Monday, March 12, 2012

The Existential Compass

In the world of science, a paradigm is used to understand concepts. Paradigms are found anywhere a concept is unclear or requires greater understanding. Democracy, for example, is a paradigm that allows us to best understand governance, but there are many ways to govern. Perfection of government has long been an interest for humanity. How do we measure potential perfection? One tool in use today is the "political compass".

The political compass is a multi-axis model, used to label or organize political thought on two dimensions. This helps us grasp the "centrist's" idealistic goal as we navigate the extremes, and see what is needed to bring correction.

Economic and Personal Liberties vs Securities are being measured in this example. It is how we determine where political thought falls in relation to the centrist, or the ideal. Of course, there are different opinions about what the ideal looks like, and there have been both great and terrible leaders representing all walks of life. But I think the closer we are to the centre, the better our leaders tend to be. In trying to achieve that, the recursive action we take is to vote counter to the political norm, swinging the pendulum the opposite way. The political compass can help us measure and possibly predict the outcome for the counterbalance. I am sure you can find other scenarios where this compass could be useful.
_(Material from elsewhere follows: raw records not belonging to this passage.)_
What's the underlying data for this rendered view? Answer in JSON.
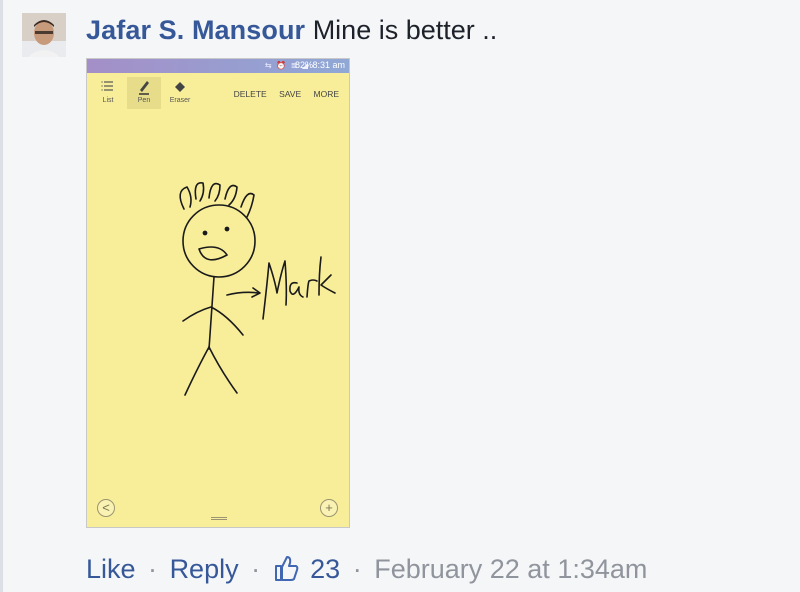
{
  "comment": {
    "author": "Jafar S. Mansour",
    "text": "Mine is better .."
  },
  "attachment": {
    "status_bar": {
      "icons": "⇆ ⏰ ≣ ◢",
      "battery": "82%",
      "time": "8:31 am"
    },
    "toolbar": {
      "tools": [
        "List",
        "Pen",
        "Eraser"
      ],
      "actions": [
        "DELETE",
        "SAVE",
        "MORE"
      ]
    },
    "sketch_label": "Mark"
  },
  "actions": {
    "like": "Like",
    "reply": "Reply",
    "separator": "·",
    "like_count": "23",
    "timestamp": "February 22 at 1:34am"
  }
}
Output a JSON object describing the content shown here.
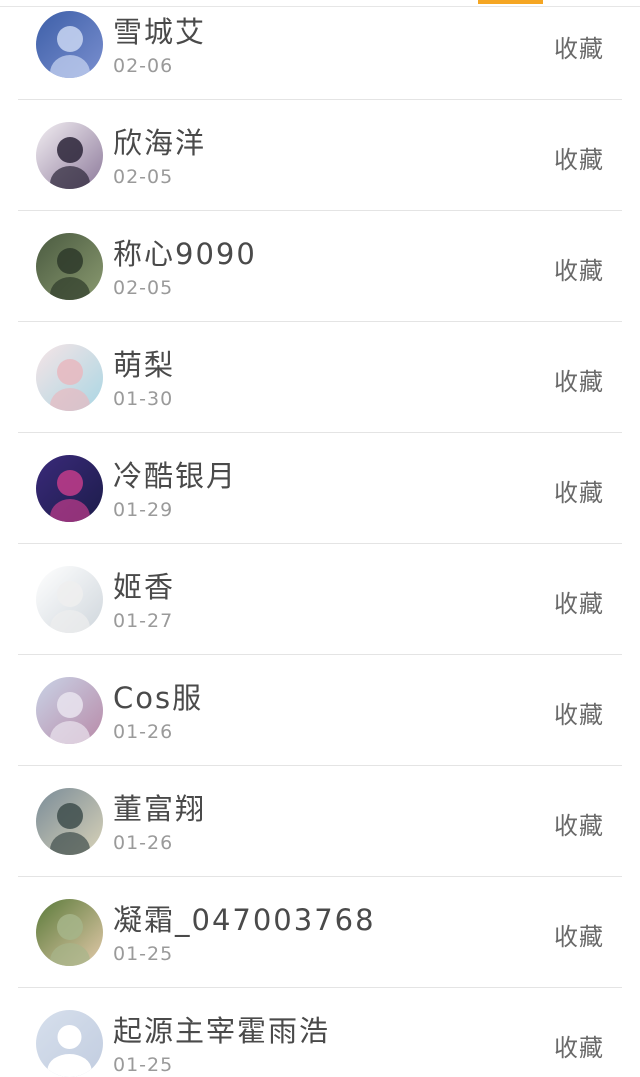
{
  "users": [
    {
      "name": "雪城艾",
      "date": "02-06",
      "action": "收藏",
      "avatar_icon": "avatar-anime-blue",
      "avatar_colors": [
        "#3d5fa8",
        "#c9d6f2",
        "#7a8fcf"
      ]
    },
    {
      "name": "欣海洋",
      "date": "02-05",
      "action": "收藏",
      "avatar_icon": "avatar-anime-dark",
      "avatar_colors": [
        "#f2eef2",
        "#2b2538",
        "#8d7a9b"
      ]
    },
    {
      "name": "称心9090",
      "date": "02-05",
      "action": "收藏",
      "avatar_icon": "avatar-photo-dark",
      "avatar_colors": [
        "#4a5a40",
        "#2e3a2a",
        "#8a9a70"
      ]
    },
    {
      "name": "萌梨",
      "date": "01-30",
      "action": "收藏",
      "avatar_icon": "avatar-anime-pink",
      "avatar_colors": [
        "#f6e4e6",
        "#e8b9c0",
        "#a9d6e3"
      ]
    },
    {
      "name": "冷酷银月",
      "date": "01-29",
      "action": "收藏",
      "avatar_icon": "avatar-anime-purple",
      "avatar_colors": [
        "#3a2a7a",
        "#c23c8a",
        "#1c1c4a"
      ]
    },
    {
      "name": "姬香",
      "date": "01-27",
      "action": "收藏",
      "avatar_icon": "avatar-sketch-white",
      "avatar_colors": [
        "#ffffff",
        "#eeeeee",
        "#cfd6dc"
      ]
    },
    {
      "name": "Cos服",
      "date": "01-26",
      "action": "收藏",
      "avatar_icon": "avatar-photo-pastel",
      "avatar_colors": [
        "#c9d3e6",
        "#e9e4ee",
        "#b88aa8"
      ]
    },
    {
      "name": "董富翔",
      "date": "01-26",
      "action": "收藏",
      "avatar_icon": "avatar-photo-sky",
      "avatar_colors": [
        "#7a8c98",
        "#3e4d4c",
        "#d8d2b8"
      ]
    },
    {
      "name": "凝霜_047003768",
      "date": "01-25",
      "action": "收藏",
      "avatar_icon": "avatar-photo-green",
      "avatar_colors": [
        "#5a7a3a",
        "#a6b58a",
        "#e2c9a9"
      ]
    },
    {
      "name": "起源主宰霍雨浩",
      "date": "01-25",
      "action": "收藏",
      "avatar_icon": "avatar-default-person",
      "avatar_colors": [
        "#d6dfec",
        "#ffffff",
        "#c2cde0"
      ]
    }
  ],
  "accent_color": "#f5a623"
}
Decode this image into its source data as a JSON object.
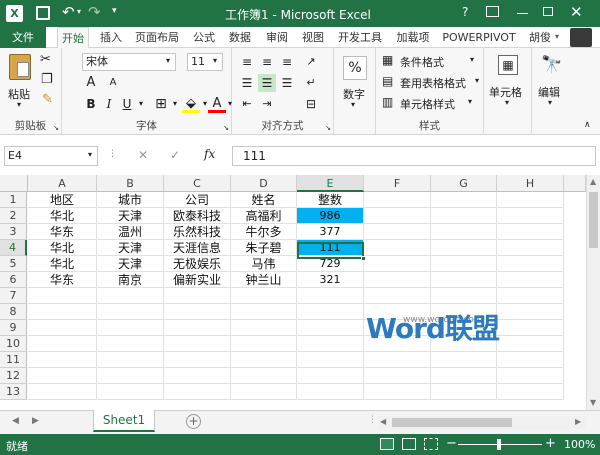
{
  "window": {
    "title": "工作簿1 - Microsoft Excel",
    "user": "胡俊"
  },
  "tabs": [
    "文件",
    "开始",
    "插入",
    "页面布局",
    "公式",
    "数据",
    "审阅",
    "视图",
    "开发工具",
    "加载项",
    "POWERPIVOT"
  ],
  "ribbon": {
    "clipboard": {
      "paste": "粘贴",
      "label": "剪贴板"
    },
    "font": {
      "name": "宋体",
      "size": "11",
      "increase": "A",
      "decrease": "A",
      "bold": "B",
      "italic": "I",
      "underline": "U",
      "label": "字体"
    },
    "align": {
      "label": "对齐方式"
    },
    "number": {
      "percent": "%",
      "label": "数字"
    },
    "styles": {
      "conditional": "条件格式",
      "table": "套用表格格式",
      "cell": "单元格样式",
      "label": "样式"
    },
    "cells": {
      "label": "单元格"
    },
    "edit": {
      "label": "编辑"
    }
  },
  "formula_bar": {
    "name_box": "E4",
    "fx": "fx",
    "value": "111",
    "cancel": "✕",
    "enter": "✓"
  },
  "columns": [
    "A",
    "B",
    "C",
    "D",
    "E",
    "F",
    "G",
    "H"
  ],
  "rows": [
    "1",
    "2",
    "3",
    "4",
    "5",
    "6",
    "7",
    "8",
    "9",
    "10",
    "11",
    "12",
    "13"
  ],
  "table": [
    [
      "地区",
      "城市",
      "公司",
      "姓名",
      "整数"
    ],
    [
      "华北",
      "天津",
      "欧泰科技",
      "高福利",
      "986"
    ],
    [
      "华东",
      "温州",
      "乐然科技",
      "牛尔多",
      "377"
    ],
    [
      "华北",
      "天津",
      "天涯信息",
      "朱子碧",
      "111"
    ],
    [
      "华北",
      "天津",
      "无极娱乐",
      "马伟",
      "729"
    ],
    [
      "华东",
      "南京",
      "偏新实业",
      "钟兰山",
      "321"
    ]
  ],
  "highlight_color": "#00b0f0",
  "watermark": {
    "brand": "Word联盟",
    "url": "www.wordlm.com"
  },
  "sheet_tabs": [
    "Sheet1"
  ],
  "status": {
    "mode": "就绪",
    "zoom": "100%",
    "minus": "−",
    "plus": "+"
  },
  "colors": {
    "accent": "#217346"
  }
}
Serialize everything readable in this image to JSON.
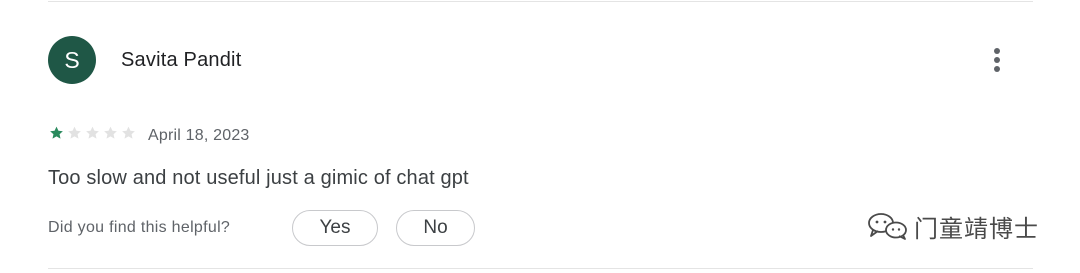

To SIN means "to miss the mark". What is this mark? What is the centrist's ideal that we define sin according to? What are the axis on this compass? What are the extremes?

In the pursuit of bringing people to truth, the ongoing discussion revolves around what we believe to be true. But we are bound to come across people with a difference of opinion, perhaps even a polarizing conflict. Mapping this typology on a compass should help us determine what side we err on, but I think we attempt this by placing doctrine as the ideal, because this is the paradigm by which we understand truth.
The biggest reason why this compass isn't helpful is because it doesn't help us understand where Republicans are in the reality paradigm, as much as it helps you understand where realities are in relation to the Republican. This is the definition of 'relative truth', and this is what defines denominations. I believe that recognizing this flaw is central to understanding the diversity that is Christianity.

When a deviation from a common rule is found to be true, we call this an Anomaly. Enough of these can throw our paradigm into a state of crisis, which in turn produces a Paradigm shift. In a Christian context, this is known as a denominational divide. But the reasons that divide us are bigger than doctrine alone. For instance, the Great Schism was a political and cultural issue; it had nothing to do with faith or practice. Alternatively, the Reformation was a doctrinal divide, but it could only gain legs because of the recent common language translation of the Bible. This puts culture into perspective for us; ie., the society that influences how we appropriate truth is varied.

Paradigm shifts should not be associated with a theory of relativism. The idea is not that truth is changing, but that further study is changing our understanding of truth.- Donald Miller, When Truth is the Enemy of Truth
Further study of truth changes our understanding of truth. That is, truth is not relative to a greater experience, so much as experiences are relative to a greater truth.

Science offers us an explanation of how complexity (the difficult) arose out of simplicity (the easy). The hypothesis of God offers no worthwhile explanation for anything, for it simply postulates what we are trying to explain.- Richard Dawkins
Our existential compass has the way of attaining the meaning of life or "The Way of True Life" as the centrist's ideal when we are trying to find purpose beyond ourselves, or such an elusive character as God. We find purpose on a spiritual level and on a cultural level, and express meaning by living liberally or confiding in security. To hold this in perfect balance would mean to have a significant understanding of how our universe works, and how we can partner with, and perpetuate it further. So I think that by studying where cultural and spiritual securities and liberties intersect, we can map which experiences are less healthy and which are more beneficial to discovering meaning. In theory, more anomalies within the central sphere should reflect thought that holistically brings us closer to understanding the universal meaning of life.
Jesus answered, "I am the way and the truth and the life. No one comes to the Father but through me."
John 14:6
There is a vast difference in opinion/experience within the Christian faith, and I believe it is the result of being closer to the greatest complexity that the world is trying to understand.

If the compass could be used for securities and liberties being measured spiritually and culturally, with "The Way of True Life" being the ideal, this is what I think it would look like:

"The Existential Compass"

The way I would interpret this is that the 'Way of True Life ideal' incorporates all of spiritual and cultural liberty and security to the fullest. I've placed some things on the compass, do you agree with my interpretation? Would you change the axis?

The questions I ask myself to determine how I place thought on these axes:
  • What is the spiritual posture toward cultural engagement?
  • What is the cultural posture toward spiritual engagement?
  • Are you seeking to engage in culture or spirituality?
  • Do you seek to be influential in secular or religious circles?
  • Do you achieve this in a primarily passive or aggressive tone?
  • What are your extremes or preferences?